Judicial Pension Scheme 2004 Overview
This page gives you a brief overview of the key provisions of the Judicial Scheme. More information can be found in the Judicial Pension Scheme 2004 Guide. If you can't find the information you are looking for please contact us.
What is the Judicial Scheme?
The Judicial Scheme is a defined benefit pension scheme. Both you and the Isle of Man Government contribute money towards the retirement benefits you receive. When you retire you will receive a pension and a cash lump sum. There are also other benefits like ill health retirement and the option to take benefits early or increase your pension benefits by purchasing extra benefits.
Your retirement benefits
When you retire you will receive a pension (e.g. a regular retirement income) and lump sum. Unlike a bank account, your total savings aren't calculated based on how much money you contribute. Provided you retire having completed at least 5 years' service and are aged 65 a pension is immediately payable. The pension is payable at the following rates:
- If the period of your pensionable service, in the aggregate, amounts to 20 years or more, one half of pensionable pay
- If the period of service, in the aggregate, amounts to less than 20 years, 1/40th of pensionable pay multiplied by the aggregate length of service.

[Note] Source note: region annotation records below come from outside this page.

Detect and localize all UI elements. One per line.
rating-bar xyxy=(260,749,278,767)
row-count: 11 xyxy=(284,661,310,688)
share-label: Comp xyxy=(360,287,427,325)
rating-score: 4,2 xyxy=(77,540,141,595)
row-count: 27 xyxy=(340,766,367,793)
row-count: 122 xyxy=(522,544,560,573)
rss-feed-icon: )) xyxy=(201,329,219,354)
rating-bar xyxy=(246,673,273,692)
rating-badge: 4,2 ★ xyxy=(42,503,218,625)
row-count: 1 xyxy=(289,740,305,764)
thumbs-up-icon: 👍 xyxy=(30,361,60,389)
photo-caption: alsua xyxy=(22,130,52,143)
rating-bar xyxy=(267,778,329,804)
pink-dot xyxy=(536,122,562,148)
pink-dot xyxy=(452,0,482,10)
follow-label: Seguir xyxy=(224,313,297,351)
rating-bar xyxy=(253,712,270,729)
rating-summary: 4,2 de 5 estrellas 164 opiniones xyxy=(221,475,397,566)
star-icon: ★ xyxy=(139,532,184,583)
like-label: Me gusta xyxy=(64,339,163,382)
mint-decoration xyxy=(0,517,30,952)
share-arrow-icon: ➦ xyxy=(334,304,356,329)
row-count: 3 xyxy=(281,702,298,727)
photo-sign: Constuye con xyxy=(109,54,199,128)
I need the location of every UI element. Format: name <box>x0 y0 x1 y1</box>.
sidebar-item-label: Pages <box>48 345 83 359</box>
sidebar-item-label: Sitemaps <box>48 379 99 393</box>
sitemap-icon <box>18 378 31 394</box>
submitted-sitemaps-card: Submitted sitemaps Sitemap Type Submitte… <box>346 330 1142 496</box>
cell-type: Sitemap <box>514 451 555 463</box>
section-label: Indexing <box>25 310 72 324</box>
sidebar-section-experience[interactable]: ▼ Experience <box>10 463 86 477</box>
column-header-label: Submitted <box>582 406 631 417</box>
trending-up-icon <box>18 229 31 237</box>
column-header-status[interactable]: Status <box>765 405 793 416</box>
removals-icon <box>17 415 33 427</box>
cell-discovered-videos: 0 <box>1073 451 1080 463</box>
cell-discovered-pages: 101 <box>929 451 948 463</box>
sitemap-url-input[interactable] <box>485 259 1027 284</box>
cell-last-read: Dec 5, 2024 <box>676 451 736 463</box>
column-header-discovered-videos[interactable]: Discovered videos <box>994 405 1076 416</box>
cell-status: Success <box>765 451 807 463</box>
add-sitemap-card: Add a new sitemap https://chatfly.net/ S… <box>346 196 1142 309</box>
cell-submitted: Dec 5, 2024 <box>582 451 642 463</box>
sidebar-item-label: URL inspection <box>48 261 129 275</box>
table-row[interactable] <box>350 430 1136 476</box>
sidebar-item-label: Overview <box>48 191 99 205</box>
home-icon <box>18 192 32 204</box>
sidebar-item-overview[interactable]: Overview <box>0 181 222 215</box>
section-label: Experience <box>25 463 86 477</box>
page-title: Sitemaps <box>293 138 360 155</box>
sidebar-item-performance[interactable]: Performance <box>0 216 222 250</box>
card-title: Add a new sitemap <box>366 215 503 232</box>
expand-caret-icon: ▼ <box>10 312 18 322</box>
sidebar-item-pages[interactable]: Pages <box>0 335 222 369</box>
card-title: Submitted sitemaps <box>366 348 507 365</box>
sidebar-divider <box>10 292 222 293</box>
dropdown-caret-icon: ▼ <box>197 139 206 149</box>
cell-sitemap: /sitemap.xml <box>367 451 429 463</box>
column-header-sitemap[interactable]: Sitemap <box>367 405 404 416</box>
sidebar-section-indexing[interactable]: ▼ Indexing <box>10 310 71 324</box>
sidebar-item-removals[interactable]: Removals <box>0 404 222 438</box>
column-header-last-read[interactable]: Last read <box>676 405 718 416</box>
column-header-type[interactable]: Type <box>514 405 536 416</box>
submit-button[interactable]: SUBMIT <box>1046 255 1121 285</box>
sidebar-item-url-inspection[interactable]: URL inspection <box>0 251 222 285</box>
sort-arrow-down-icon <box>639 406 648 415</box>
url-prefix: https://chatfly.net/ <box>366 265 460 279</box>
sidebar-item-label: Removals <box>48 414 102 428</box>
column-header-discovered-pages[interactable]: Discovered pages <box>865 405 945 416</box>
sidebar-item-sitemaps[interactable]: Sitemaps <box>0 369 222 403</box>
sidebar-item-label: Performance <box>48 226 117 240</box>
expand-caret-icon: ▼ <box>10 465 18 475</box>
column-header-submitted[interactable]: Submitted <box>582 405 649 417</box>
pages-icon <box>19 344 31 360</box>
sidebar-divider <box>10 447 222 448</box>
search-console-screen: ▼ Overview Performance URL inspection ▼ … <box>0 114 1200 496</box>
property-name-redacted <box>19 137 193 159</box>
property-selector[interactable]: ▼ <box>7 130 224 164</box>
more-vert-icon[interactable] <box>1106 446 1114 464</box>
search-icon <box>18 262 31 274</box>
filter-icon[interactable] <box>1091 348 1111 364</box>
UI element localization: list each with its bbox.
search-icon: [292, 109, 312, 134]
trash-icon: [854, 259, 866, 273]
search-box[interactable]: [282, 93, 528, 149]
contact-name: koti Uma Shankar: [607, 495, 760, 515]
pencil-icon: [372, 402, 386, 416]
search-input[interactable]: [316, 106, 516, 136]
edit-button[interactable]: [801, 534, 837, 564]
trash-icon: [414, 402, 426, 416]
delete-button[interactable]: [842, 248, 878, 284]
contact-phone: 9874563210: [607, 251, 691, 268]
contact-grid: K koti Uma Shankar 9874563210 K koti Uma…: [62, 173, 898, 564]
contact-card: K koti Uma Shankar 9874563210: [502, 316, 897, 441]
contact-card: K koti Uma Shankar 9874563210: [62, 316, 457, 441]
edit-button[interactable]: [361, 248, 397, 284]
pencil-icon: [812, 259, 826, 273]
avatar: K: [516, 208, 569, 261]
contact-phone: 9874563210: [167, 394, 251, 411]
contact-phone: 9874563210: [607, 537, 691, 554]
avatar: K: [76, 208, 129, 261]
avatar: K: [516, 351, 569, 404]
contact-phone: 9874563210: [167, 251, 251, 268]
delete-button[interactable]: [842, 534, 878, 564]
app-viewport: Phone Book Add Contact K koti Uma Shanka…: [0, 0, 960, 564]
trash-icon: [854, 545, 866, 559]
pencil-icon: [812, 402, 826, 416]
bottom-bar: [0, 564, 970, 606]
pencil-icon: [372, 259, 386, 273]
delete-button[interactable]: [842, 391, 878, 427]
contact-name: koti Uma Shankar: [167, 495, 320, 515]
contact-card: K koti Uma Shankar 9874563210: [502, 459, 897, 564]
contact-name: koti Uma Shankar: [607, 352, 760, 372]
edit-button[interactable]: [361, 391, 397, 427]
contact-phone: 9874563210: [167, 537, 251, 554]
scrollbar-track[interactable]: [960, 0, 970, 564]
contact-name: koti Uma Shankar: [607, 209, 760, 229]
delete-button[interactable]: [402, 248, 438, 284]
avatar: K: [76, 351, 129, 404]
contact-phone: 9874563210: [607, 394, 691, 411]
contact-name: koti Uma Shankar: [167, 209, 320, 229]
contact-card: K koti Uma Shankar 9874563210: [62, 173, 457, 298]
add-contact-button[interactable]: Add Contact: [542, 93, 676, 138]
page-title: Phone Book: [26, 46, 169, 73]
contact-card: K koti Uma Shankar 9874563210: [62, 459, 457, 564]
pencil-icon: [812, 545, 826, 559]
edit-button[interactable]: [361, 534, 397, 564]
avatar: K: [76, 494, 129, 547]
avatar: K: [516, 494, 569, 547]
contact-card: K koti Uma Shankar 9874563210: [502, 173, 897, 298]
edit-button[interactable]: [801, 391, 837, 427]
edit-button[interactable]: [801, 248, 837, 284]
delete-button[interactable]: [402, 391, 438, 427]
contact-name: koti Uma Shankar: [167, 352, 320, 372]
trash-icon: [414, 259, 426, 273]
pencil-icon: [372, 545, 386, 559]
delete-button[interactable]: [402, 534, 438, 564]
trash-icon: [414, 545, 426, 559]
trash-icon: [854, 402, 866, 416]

In addition to the pension you will also be entitled to:
- a lump sum of 2.25 x pension; and
- upon your death pension equal to ½ of your pension will be paid to your surviving adult dependent
How much will it cost me?
The Judicial Scheme has a contribution rate of 3% of pensionable pay. From the 1 April 2020, this rate will increase to 11%. Contributions will rise every 12 months until the upper limit of 11% is reached:
- from 1 April 2020, a 1.6% increase to 4.6%
- from 1 April 2021, a further 1.6% increase to 6.2%
- from 1 April 2022, a further 1.6% increase to 7.8%
- from 1 April 2023, a further 1.6% increase to 9.4%
- from 1 April 2024, a further 1.6% increase to 11%.
Top up your pension savings
If you think you might need a bigger pension, you can top up your retirement savings with additional voluntary contributions either via the Judicial Pension Scheme 2004 or by using the Group Personal Pension Scheme from Aviva.
To find out more about purchasing additional benefits in the Judicial Scheme, please contact the PSPA for more information and to find out about the Aviva Scheme please refer to the Group Personal Pension Scheme announcement.
Protection for your family
The Judicial Scheme will provide you and your family with valuable protection, through:
- Ill health retirement - If you are too ill to work, you may be able to retire early and take your pension benefits.
- Death in service benefits - If you die in service before you retire, the Judicial Scheme will pay a cash lump sum to your beneficiary of two times your Pensionable Pay. You can make a nomination for your beneficiary by completing the Lump Sum Nomination Form.
- Survivor pensions - The Judicial Scheme will also pay a pension for your partner (spouse, civil or nominated) and dependant children on your death.
- Death after retirement - A lump sum will be payable on death after retirement within the first five years of retirement.